Tiens.... chuis réveillé....Poulkoua?

Paskei izexiste enkor des beaux arbres, des oiseaux et des gens bien (pourkoua on n'accorde pas "bien" quand il fait fonction d'attribut? Je pourrais dire: "des filles biennes").

Je comprends lentement

Pourquoi n'y a-t-il pas d'insurrection armée avec barricades pavés et tout le bordel?.... Pourquoi?.... ça veut rien dire, pauv con qui pratique encore la négation. Je parle au nom des N apostrophe dont l'association va faire chier tout le monde tant que le M'onde existera. Hi!
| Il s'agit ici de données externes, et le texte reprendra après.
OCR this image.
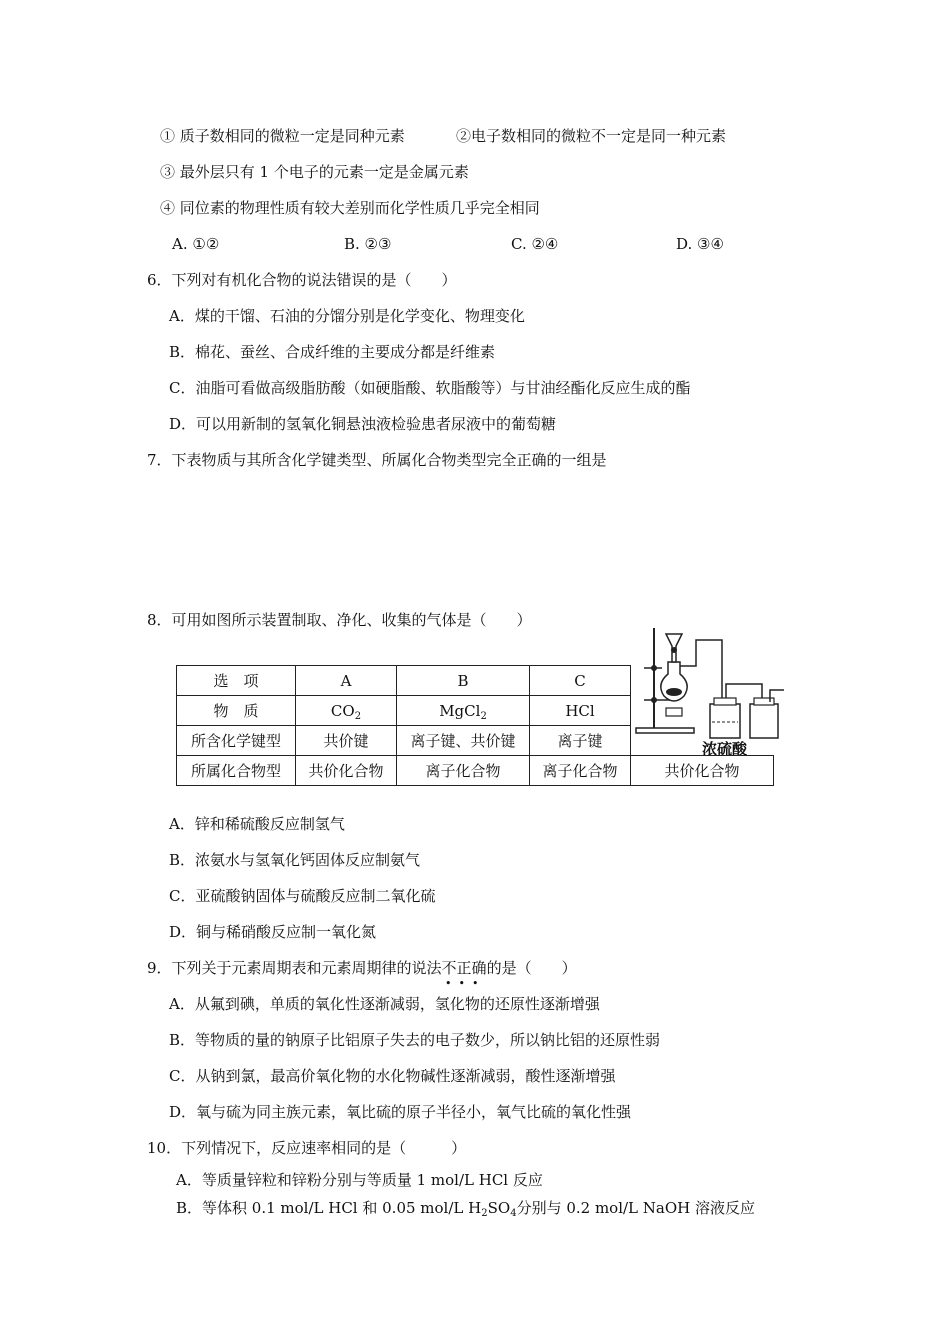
① 质子数相同的微粒一定是同种元素	②电子数相同的微粒不一定是同一种元素
③ 最外层只有 1 个电子的元素一定是金属元素
④ 同位素的物理性质有较大差别而化学性质几乎完全相同
A. ①②	B. ②③	C. ②④	D. ③④
6．下列对有机化合物的说法错误的是（　　）
A．煤的干馏、石油的分馏分别是化学变化、物理变化
B．棉花、蚕丝、合成纤维的主要成分都是纤维素
C．油脂可看做高级脂肪酸（如硬脂酸、软脂酸等）与甘油经酯化反应生成的酯
D．可以用新制的氢氧化铜悬浊液检验患者尿液中的葡萄糖
7．下表物质与其所含化学键类型、所属化合物类型完全正确的一组是
8．可用如图所示装置制取、净化、收集的气体是（　　）
浓硫酸
选　项	A	B	C	
物　质	$CO_2$	MgCl$_2$	HCl	
所含化学键型	共价键	离子键、共价键	离子键	
所属化合物型	共价化合物	离子化合物	离子化合物	共价化合物
A．锌和稀硫酸反应制氢气
B．浓氨水与氢氧化钙固体反应制氨气
C．亚硫酸钠固体与硫酸反应制二氧化硫
D．铜与稀硝酸反应制一氧化氮
9．下列关于元素周期表和元素周期律的说法不正确
•  •  •
的是（　　）
A．从氟到碘，单质的氧化性逐渐减弱，氢化物的还原性逐渐增强
B．等物质的量的钠原子比铝原子失去的电子数少，所以钠比铝的还原性弱
C．从钠到氯，最高价氧化物的水化物碱性逐渐减弱，酸性逐渐增强
D．氧与硫为同主族元素，氧比硫的原子半径小，氧气比硫的氧化性强
10．下列情况下，反应速率相同的是（　　　）
A．等质量锌粒和锌粉分别与等质量 1 mol/L HCl 反应
B．等体积 0.1 mol/L HCl 和 0.05 mol/L $H_2SO_4$分别与 0.2 mol/L NaOH 溶液反应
Hi !... et Houch!.... Ménageons l'imprévisible.... Alors, ça vient ce thé!

Merci

à ceux et celles qui jactèrent en mon nom et mon non, quand je devais soixante-deux euros cinquante-trois au milliardaire, et surtout, merci à toi qui te verras belle dès que tu auras un ordinateur.



Merci

à ceux qui eurent la sympathie de me relayer quand les milliardaires me réclamaient soixante-deux euros cinquante-quatre centimes. Merci à toi à qui j'ose dire: "Je t'aime"; malgré mes conneries, et ta beauté sans épithète.